Nous risquons d'envoyer le message que l'évolution de carrière dépend du fait d'être dans la bonne agence, et non de faire le bon travail.

Grimper l’échelle invisible :
Vous avez travaillé dur toute l’année. Votre évaluation a été excellente, vos responsabilités ont augmenté et vous avez même pris l’initiative d’apprendre une troisième langue. Vous vous demandez donc peut-être : « Suis-je éligible à une reclassification ? »
Si vous travaillez à la Commission européenne, la réponse – oui ou non – sera probablement basée sur un système assez transparent, des règles clairement définies et des attentes communes. Mais si vous faites partie des milliers d’agents temporaires ou contractuels d’une agence décentralisée de l’UE, la réponse pourrait être : « Ça dépend. »
Et c’est là que se trouve le problème.
Pourquoi la reclassification est-elle importante ?
La reclassification, c’est-à-dire la promotion d’un agent temporaire ou contractuel à un grade supérieur, peut sembler être une simple formalité, mais elle touche au cœur même de la manière dont les institutions reconnaissent le mérite, gèrent les talents et conservent l’expertise. C’est le moteur discret qui soutient la progression de carrière. Elle reflète la manière dont un lieu de travail considère son personnel : comme des contributeurs à long terme ou simplement comme des pièces détachées d’une machine bureaucratique.
Pourtant, aujourd’hui, les pratiques de reclassification au sein des agences de l’UE sont tout sauf uniformes. Qu’est-ce qui détermine si un collègue progresse dans la hiérarchie ? Parfois, c’est l’expérience. Parfois, ce sont les performances. Et parfois, c’est un ensemble de critères non publiés connus uniquement d’une poignée de responsables des ressources humaines. Cette incohérence risque de nuire à la confiance, au moral et à l’engagement de l’UE en faveur de l’égalité dans l’emploi.
Alors, comment les choses fonctionnent-elles réellement en coulisses ? Et que peut-on faire pour garantir que l’échelle hiérarchique soit visible, stable et ouverte à tous ?

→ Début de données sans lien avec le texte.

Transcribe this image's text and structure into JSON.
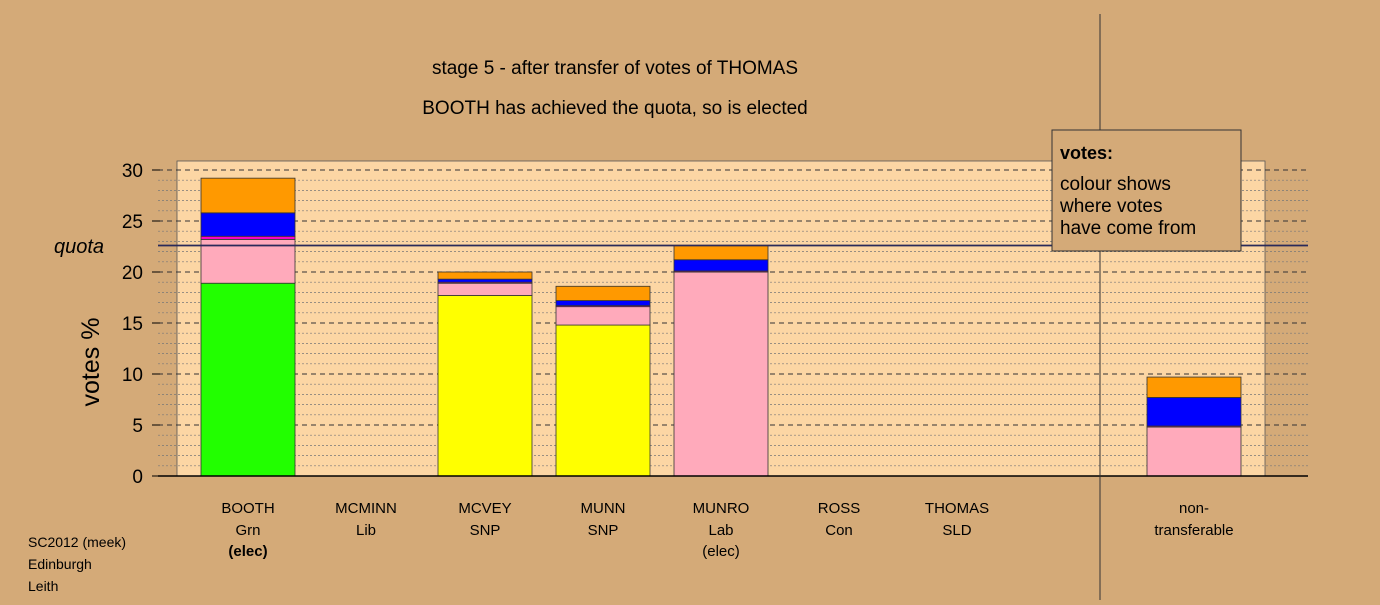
{
  "chart_data": {
    "type": "bar",
    "title": "stage 5 - after transfer of votes of THOMAS",
    "subtitle": "BOOTH has achieved the quota, so is elected",
    "ylabel": "votes %",
    "ylim": [
      0,
      30
    ],
    "yticks": [
      0,
      5,
      10,
      15,
      20,
      25,
      30
    ],
    "quota": 22.6,
    "quota_label": "quota",
    "categories": [
      {
        "name": "BOOTH",
        "party": "Grn",
        "status": "(elec)",
        "bold": true
      },
      {
        "name": "MCMINN",
        "party": "Lib",
        "status": ""
      },
      {
        "name": "MCVEY",
        "party": "SNP",
        "status": ""
      },
      {
        "name": "MUNN",
        "party": "SNP",
        "status": ""
      },
      {
        "name": "MUNRO",
        "party": "Lab",
        "status": "(elec)"
      },
      {
        "name": "ROSS",
        "party": "Con",
        "status": ""
      },
      {
        "name": "THOMAS",
        "party": "SLD",
        "status": ""
      },
      {
        "name": "non-",
        "party": "transferable",
        "status": ""
      }
    ],
    "series_colors": [
      "#22ff00",
      "#ffaabb",
      "#ff00cc",
      "#0000ff",
      "#ff9900",
      "#ffff00"
    ],
    "stacks": [
      [
        {
          "c": 0,
          "v": 18.9
        },
        {
          "c": 1,
          "v": 4.3
        },
        {
          "c": 2,
          "v": 0.3
        },
        {
          "c": 3,
          "v": 2.3
        },
        {
          "c": 4,
          "v": 3.4
        }
      ],
      [],
      [
        {
          "c": 5,
          "v": 17.7
        },
        {
          "c": 1,
          "v": 1.2
        },
        {
          "c": 2,
          "v": 0.1
        },
        {
          "c": 3,
          "v": 0.3
        },
        {
          "c": 4,
          "v": 0.7
        }
      ],
      [
        {
          "c": 5,
          "v": 14.8
        },
        {
          "c": 1,
          "v": 1.8
        },
        {
          "c": 2,
          "v": 0.1
        },
        {
          "c": 3,
          "v": 0.5
        },
        {
          "c": 4,
          "v": 1.4
        }
      ],
      [
        {
          "c": 1,
          "v": 20.0
        },
        {
          "c": 2,
          "v": 0.1
        },
        {
          "c": 3,
          "v": 1.1
        },
        {
          "c": 4,
          "v": 1.4
        }
      ],
      [],
      [],
      [
        {
          "c": 1,
          "v": 4.8
        },
        {
          "c": 2,
          "v": 0.1
        },
        {
          "c": 3,
          "v": 2.8
        },
        {
          "c": 4,
          "v": 2.0
        }
      ]
    ],
    "legend": {
      "title": "votes:",
      "lines": [
        "colour shows",
        "where votes",
        "have come from"
      ]
    }
  },
  "footer": {
    "line1": "SC2012 (meek)",
    "line2": "Edinburgh",
    "line3": "Leith"
  }
}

La Commission versus les agences : l’histoire de deux systèmes
Commençons par la source : la Commission européenne.
Là, le processus de reclassification des agents temporaires et de promotion des fonctionnaires est rigoureusement structuré, régi par le statut du personnel et mis en œuvre avec une transparence méticuleuse. Des exercices annuels sont organisés avec des quotas pour chaque grade. Les résultats des évaluations du personnel sont directement pris en compte dans les perspectives de promotion. Le mérite comparatif est évalué par des comités paritaires composés de représentants de la direction et du personnel. Les recours sont possibles, et même prévus, grâce à un quota réservé pour les places de promotion.

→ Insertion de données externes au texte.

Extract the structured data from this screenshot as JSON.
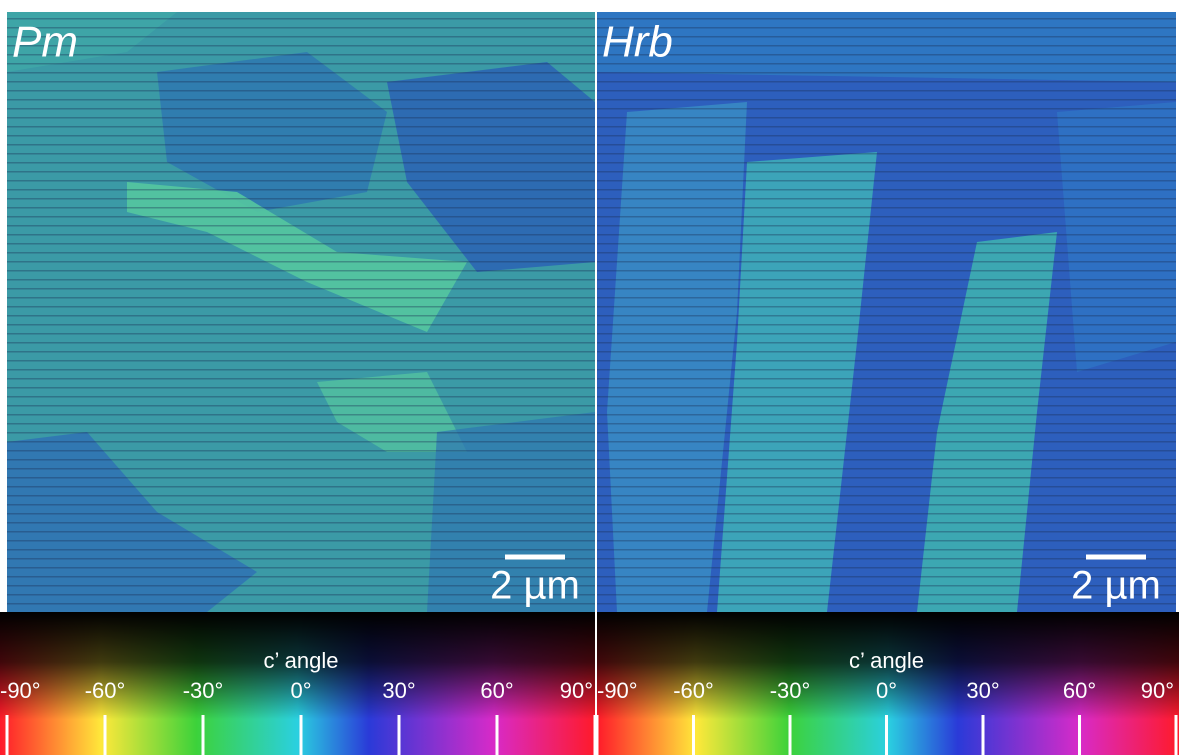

Examinons maintenant les agences.
Bien qu’elles fassent partie de la famille institutionnelle de l’UE, de nombreuses agences ont peu de points communs avec la Commission en matière de reclassification. Si quelques agences (comme l’Agence européenne des produits chimiques) ont des règles claires, des plans de reclassification basés sur des quotas et des procédures de consultation du personnel, d’autres fonctionnent de manière plus ponctuelle.
Par exemple :
- Certaines agences ne publient pas les critères utilisés pour déterminer quels membres du personnel sont reclassés.
- D’autres négligent toute référence au mérite comparatif dans leurs directives.

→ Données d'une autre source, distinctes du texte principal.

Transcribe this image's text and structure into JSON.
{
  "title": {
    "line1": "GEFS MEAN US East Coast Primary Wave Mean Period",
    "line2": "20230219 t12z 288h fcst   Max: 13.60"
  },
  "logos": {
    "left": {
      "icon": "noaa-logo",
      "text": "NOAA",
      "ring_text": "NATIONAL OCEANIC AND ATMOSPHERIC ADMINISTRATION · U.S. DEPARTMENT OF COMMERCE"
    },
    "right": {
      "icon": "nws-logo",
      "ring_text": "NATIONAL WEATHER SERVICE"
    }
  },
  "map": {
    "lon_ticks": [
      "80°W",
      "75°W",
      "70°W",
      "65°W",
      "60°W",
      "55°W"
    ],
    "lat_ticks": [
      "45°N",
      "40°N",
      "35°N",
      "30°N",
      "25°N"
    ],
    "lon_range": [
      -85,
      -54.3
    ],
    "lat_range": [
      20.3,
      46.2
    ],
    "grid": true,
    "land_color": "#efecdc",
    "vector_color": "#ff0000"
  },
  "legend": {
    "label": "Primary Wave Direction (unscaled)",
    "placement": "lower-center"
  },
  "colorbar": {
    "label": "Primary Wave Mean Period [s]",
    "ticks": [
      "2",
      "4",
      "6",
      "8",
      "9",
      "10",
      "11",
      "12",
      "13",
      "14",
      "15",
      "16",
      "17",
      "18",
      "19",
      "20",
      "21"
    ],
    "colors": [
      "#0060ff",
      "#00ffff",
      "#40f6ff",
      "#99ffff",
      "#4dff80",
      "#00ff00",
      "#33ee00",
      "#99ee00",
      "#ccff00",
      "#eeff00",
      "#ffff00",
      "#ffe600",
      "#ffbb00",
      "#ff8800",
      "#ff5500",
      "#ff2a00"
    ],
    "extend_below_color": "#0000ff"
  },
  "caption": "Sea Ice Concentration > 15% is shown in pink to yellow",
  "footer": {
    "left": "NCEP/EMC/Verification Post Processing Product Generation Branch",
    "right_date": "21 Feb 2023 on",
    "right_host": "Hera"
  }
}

- Dans certaines agences, les membres du personnel sont informés de leur promotion une fois les décisions finalisées, sans possibilité de faire appel ou de demander des éclaircissements.
- Les comités paritaires de reclassement peuvent exister sur le papier, mais n’ont aucune influence significative.
Le résultat ? Un système fragmenté dans lequel l’évolution de carrière peut ressembler davantage à une loterie qu’à un parcours fondé sur le mérite.
Questions posées par le personnel — et auxquelles il est souvent impossible de répondre
« Pourquoi mon collègue a-t-il été reclassé après seulement deux ans dans son grade, alors que j’attends toujours après quatre ans ? »
« Combien de postes étaient disponibles pour mon grade cette année ? »
« Puis-je faire appel de cette décision ? »
« Le comité a-t-il réellement comparé les mérites de tous les membres du personnel éligibles ? »
Il ne s’agit pas là de préoccupations abstraites, mais de questions concrètes, soulevées chaque année par des centaines d’employés dans l’ensemble des agences de l’UE. Dans un milieu de travail qui valorise l’équité, de telles questions ne devraient jamais être accueillies par le silence.
Ce qui fonctionne bien — et où
Tout n’est cependant pas sombre. Certaines agences donnent le bon exemple.
- Quelques-unes publient désormais les résultats anonymisés des exercices de reclassification — par grade, par lieu, voire par sexe —, renforçant ainsi la transparence et la confiance.
- Certaines intègrent des critères d’ancienneté et des grilles d’évaluation dans leurs politiques RH, offrant ainsi au personnel une vision plus claire de ce qui est attendu.
- D’autres confient un rôle significatif à leurs représentants du personnel, en les invitant à participer aux décisions concernant les quotas, à comparer les mérites et même à participer aux recours.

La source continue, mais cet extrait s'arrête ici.